Scott Kogan, MD

Affiliated

The broad long-term objective of work in the Kogan laboratory is to understand the pathogenesis of acute leukemias and to apply this understanding to extend survival for patients with leukemias and other malignancies. Our scientific focus is to comprehend the alterations in cell fate decisions that govern the transformation of normal hematopoietic cells into the leukemic stem cells of acute myeloid or acute lymphoid leukemia. We work to (i) identify genetic changes that contribute to leukemia, (ii) delineate how genetic changes combine at the cellular and molecular levels to cause transformation (iii) develop improved treatments using molecularly targeted therapeutics.

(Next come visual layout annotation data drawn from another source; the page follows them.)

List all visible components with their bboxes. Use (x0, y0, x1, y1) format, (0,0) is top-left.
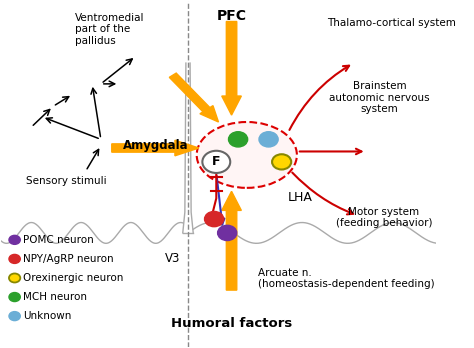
Circle shape (228, 132, 247, 147)
FancyArrow shape (222, 191, 241, 290)
Circle shape (9, 254, 20, 263)
Text: Motor system
(feeding behavior): Motor system (feeding behavior) (336, 206, 432, 228)
Circle shape (202, 151, 230, 173)
Text: Arcuate n.
(homeostasis-dependent feeding): Arcuate n. (homeostasis-dependent feedin… (258, 268, 434, 289)
Text: Ventromedial
part of the
pallidus: Ventromedial part of the pallidus (75, 13, 144, 46)
FancyArrow shape (169, 73, 219, 122)
Text: Orexinergic neuron: Orexinergic neuron (23, 273, 124, 283)
Text: Unknown: Unknown (23, 311, 72, 321)
Ellipse shape (197, 122, 297, 188)
Circle shape (205, 212, 224, 227)
Text: Sensory stimuli: Sensory stimuli (26, 176, 106, 186)
Circle shape (9, 293, 20, 302)
Circle shape (9, 235, 20, 244)
Circle shape (9, 274, 20, 283)
FancyArrow shape (112, 140, 199, 156)
Circle shape (259, 132, 278, 147)
Text: F: F (212, 155, 220, 168)
Circle shape (9, 311, 20, 321)
Circle shape (218, 225, 237, 240)
Text: PFC: PFC (217, 9, 246, 23)
Text: Amygdala: Amygdala (123, 139, 188, 152)
Text: NPY/AgRP neuron: NPY/AgRP neuron (23, 254, 114, 264)
Text: POMC neuron: POMC neuron (23, 235, 94, 245)
Circle shape (272, 154, 291, 169)
Text: Thalamo-cortical system: Thalamo-cortical system (328, 18, 456, 28)
Text: Brainstem
autonomic nervous
system: Brainstem autonomic nervous system (329, 81, 430, 114)
Text: Humoral factors: Humoral factors (171, 317, 292, 330)
Text: LHA: LHA (288, 191, 313, 204)
Text: V3: V3 (165, 252, 181, 266)
FancyArrow shape (222, 22, 241, 115)
Text: MCH neuron: MCH neuron (23, 292, 87, 302)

One major area of study is acute promyelocytic leukemia (APL). The recurrent chromosomal translocation, t(15;17)(q22;q12), is characteristic of APL. This translocation fuses the retinoic acid receptor alpha gene (RARA), a member of the nuclear steroid-thyroid hormone receptor superfamily, with the gene encoding PML, a nuclear protein that regulates cell growth and survival. Remarkably, all-trans retinoic acid, a ligand for RARalpha, can induce remission in patients with the PML/RARalpha fusion by stimulating the leukemic cells to differentiate into mature neutrophils. APL has become the most curable of the myeloid leukemias. Our hope is that this disorder may serve as a “Rosetta Stone” for understanding acute myeloid leukemia (AML) more generally; that by studying this disease and its response to treatment we will learn how to extend differentiation therapy to other AMLs. We utilize a mouse model of APL for many of our studies. By characterizing the leukemic stem cell in APL, which appears to be a relatively mature myeloid cell, we are gaining insight into the mechanisms governing abnormal persistence and self-renewal.

A related area of study is overcoming chemotherapy resistance in AML. Approximately 80% of children and adults less than 50 years old who are diagnosed with AML go into complete remission after induction chemotherapy. However, almost half of these patients relapse, and such relapsed disease is often resistant to treatment. Initial or acquired resistance to treatment is even more common in older adults as well as in secondary AMLs, an increasingly common illness in patients who have survived after treatment of for other malignancies. Hence, overcoming resistance to chemotherapy is a goal of great clinical import. By understanding the leukemic stem cells that give rise to relapse we should be able to better target these cells for treatment.

Another area of investigation is developing mouse models of pediatric acute lymphoblastic leukemia (pre-B ALL). A number of mouse models of AML based upon the genetic lesions present in human AML have been developed, but there are significant gaps in the availability of mouse models of pre-B ALL. Although 25% of pediatric pre-B ALL contains a t(12;21) translocation resulting in a fusion of two transcription factors, TEL-AML1, previous attempts to establish a mouse model of TEL-AML1 induced pre-B ALL have met with limited success. Such a model could be utilized to test hypotheses about pediatric pre-B ALL carcinogenesis (for example, the potential contribution to leukemogenesis of dietary factors or environmental exposures), pathogenesis (structure-function studies, cooperating events, stem cells), and treatment.